Es fängt schon mit dem völlig
überflüssigen, durch eine aufwendige Maske
fürchterlich entstellten Gary Oldman an, der als
verrückt-sadistisch-ungebildeter Milliardär
Sympathien für den hier zum gebildet-hochgeistigen Übermenschen stilisierten Dr.

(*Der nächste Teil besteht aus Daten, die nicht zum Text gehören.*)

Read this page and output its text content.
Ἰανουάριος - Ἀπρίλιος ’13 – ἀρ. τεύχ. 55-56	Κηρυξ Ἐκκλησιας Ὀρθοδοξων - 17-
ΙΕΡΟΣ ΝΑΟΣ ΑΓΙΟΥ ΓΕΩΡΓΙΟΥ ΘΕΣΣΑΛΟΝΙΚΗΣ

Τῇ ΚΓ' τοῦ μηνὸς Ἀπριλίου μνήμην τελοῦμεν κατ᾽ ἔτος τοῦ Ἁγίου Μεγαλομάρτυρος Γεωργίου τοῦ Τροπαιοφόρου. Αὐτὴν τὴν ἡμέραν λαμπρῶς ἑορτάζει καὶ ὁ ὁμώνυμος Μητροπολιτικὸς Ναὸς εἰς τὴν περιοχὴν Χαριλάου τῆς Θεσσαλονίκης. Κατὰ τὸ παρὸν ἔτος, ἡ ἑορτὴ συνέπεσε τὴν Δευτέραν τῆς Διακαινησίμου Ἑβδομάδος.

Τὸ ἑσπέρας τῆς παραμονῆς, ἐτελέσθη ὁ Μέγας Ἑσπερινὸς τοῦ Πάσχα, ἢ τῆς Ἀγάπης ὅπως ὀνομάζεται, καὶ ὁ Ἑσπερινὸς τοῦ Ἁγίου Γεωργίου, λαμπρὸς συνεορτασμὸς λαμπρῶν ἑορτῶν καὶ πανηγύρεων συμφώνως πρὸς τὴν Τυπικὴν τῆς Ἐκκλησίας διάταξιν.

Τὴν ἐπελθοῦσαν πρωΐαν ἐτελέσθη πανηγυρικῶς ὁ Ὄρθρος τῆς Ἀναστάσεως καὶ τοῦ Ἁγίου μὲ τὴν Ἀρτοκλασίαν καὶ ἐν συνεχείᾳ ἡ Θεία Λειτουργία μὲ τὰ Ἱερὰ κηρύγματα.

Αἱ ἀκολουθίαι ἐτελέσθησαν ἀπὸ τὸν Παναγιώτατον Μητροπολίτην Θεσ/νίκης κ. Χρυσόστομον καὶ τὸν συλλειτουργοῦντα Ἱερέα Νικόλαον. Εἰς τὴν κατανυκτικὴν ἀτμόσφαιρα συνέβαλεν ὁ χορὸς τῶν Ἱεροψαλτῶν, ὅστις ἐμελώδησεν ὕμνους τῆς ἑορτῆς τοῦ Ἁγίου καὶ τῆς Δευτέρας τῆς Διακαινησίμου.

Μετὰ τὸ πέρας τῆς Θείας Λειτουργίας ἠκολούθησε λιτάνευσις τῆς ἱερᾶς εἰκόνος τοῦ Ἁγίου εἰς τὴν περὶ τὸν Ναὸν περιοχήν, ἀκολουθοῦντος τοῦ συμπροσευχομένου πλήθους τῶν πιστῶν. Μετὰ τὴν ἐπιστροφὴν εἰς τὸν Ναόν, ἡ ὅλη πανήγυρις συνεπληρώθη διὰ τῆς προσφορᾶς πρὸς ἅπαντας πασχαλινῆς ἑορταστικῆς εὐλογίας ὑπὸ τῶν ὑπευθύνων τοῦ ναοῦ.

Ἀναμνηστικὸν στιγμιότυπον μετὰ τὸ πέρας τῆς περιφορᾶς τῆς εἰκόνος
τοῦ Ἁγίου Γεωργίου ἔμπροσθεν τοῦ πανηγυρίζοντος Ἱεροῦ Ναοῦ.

Lecter erzeugen soll und sich auf klischeehaft tumbe, illoyale Helfer
und eine lächerliche, James-Bond-artig nicht
funktionierende Tötungsart verlässt; es geht
weiter mit dem ebenfalls unnötigen Ray Liotta als
sexistischem Vorgesetzten, der der aufrechten Agentin
Clarice Starling das Leben schwermacht und am
Ende natürlich seine - immerhin tricktechnisch nett und
mit Sinn für schwarzen Humor umgesetzte - Strafe
erhält. Und Starling selbst wird von der talentierten
Julianne Moore zwar durchaus ansprechend gegeben, jedoch
springt der Funke in ihren wenigen Szenen mit dem manchmal
behäbig-rundlichen, manchmal immer noch gefährlich
präsenten Hopkins nicht so recht über; zudem pocht
ständig der natürlich unfaire Vergleich mit ihrer
Rollenvorgängerin im Hinterkopf - Moores Art zu spielen
ist eine ganz andere als Jodie Fosters, und wäre Moore
die erste und Foster die zweite Starling gewesen, würde
die Kritik Fosters Leistung an Moores messen statt
umgekehrt.
Aber mit
dem vorliegenden Drehbuch läßt sich in
schauspielerischer Hinsicht im Vergleich mit dem
Vorgänger tatsächlich wenig anfangen: neben den
gelegentlichen Gore-Szenen, die die übertriebene
Medienhysterie im Vorfeld keinesfalls rechtfertigen, wimmelt
Hannibal nur so von Klischees und
hanebüchen-vorhersehbaren Situationen, wobei die
gröbsten Peinlichkeiten des Buches wohlweislich
ausgelassen wurden: Starlings Vorgesetzte sind wahlweise
lüstern oder borniert und suspendieren sie vom Dienst, der Milliardär ist spinnerter als Goldfinger und Blofeld zusammen, der italienische
Kommissar ist ein korrupter Kettenraucher, und Dr. Lecter
kann, obwohl er auf der Most-Wanted-Liste des FBI steht,
unbehelligt in Florenz umherspazieren und in die USA
einreisen, wann und wie immer er will. Auch Starlings
Faszination für den grausamen Psychiater wirkt hier nur
mehr wie platte Schulmädchenverliebtheit, und das Ende
ist bis auf das an eine von Münchhausens Geschichten
gemahnende Festmahl so schlabbrig weich wie eine benutzte
Windel. Von der Divina Comedia zur vollen Pampers in
nur zwei Stunden - ein echtes Ridley
Scott-Spätwerk.
1/2 von
5 Sternen.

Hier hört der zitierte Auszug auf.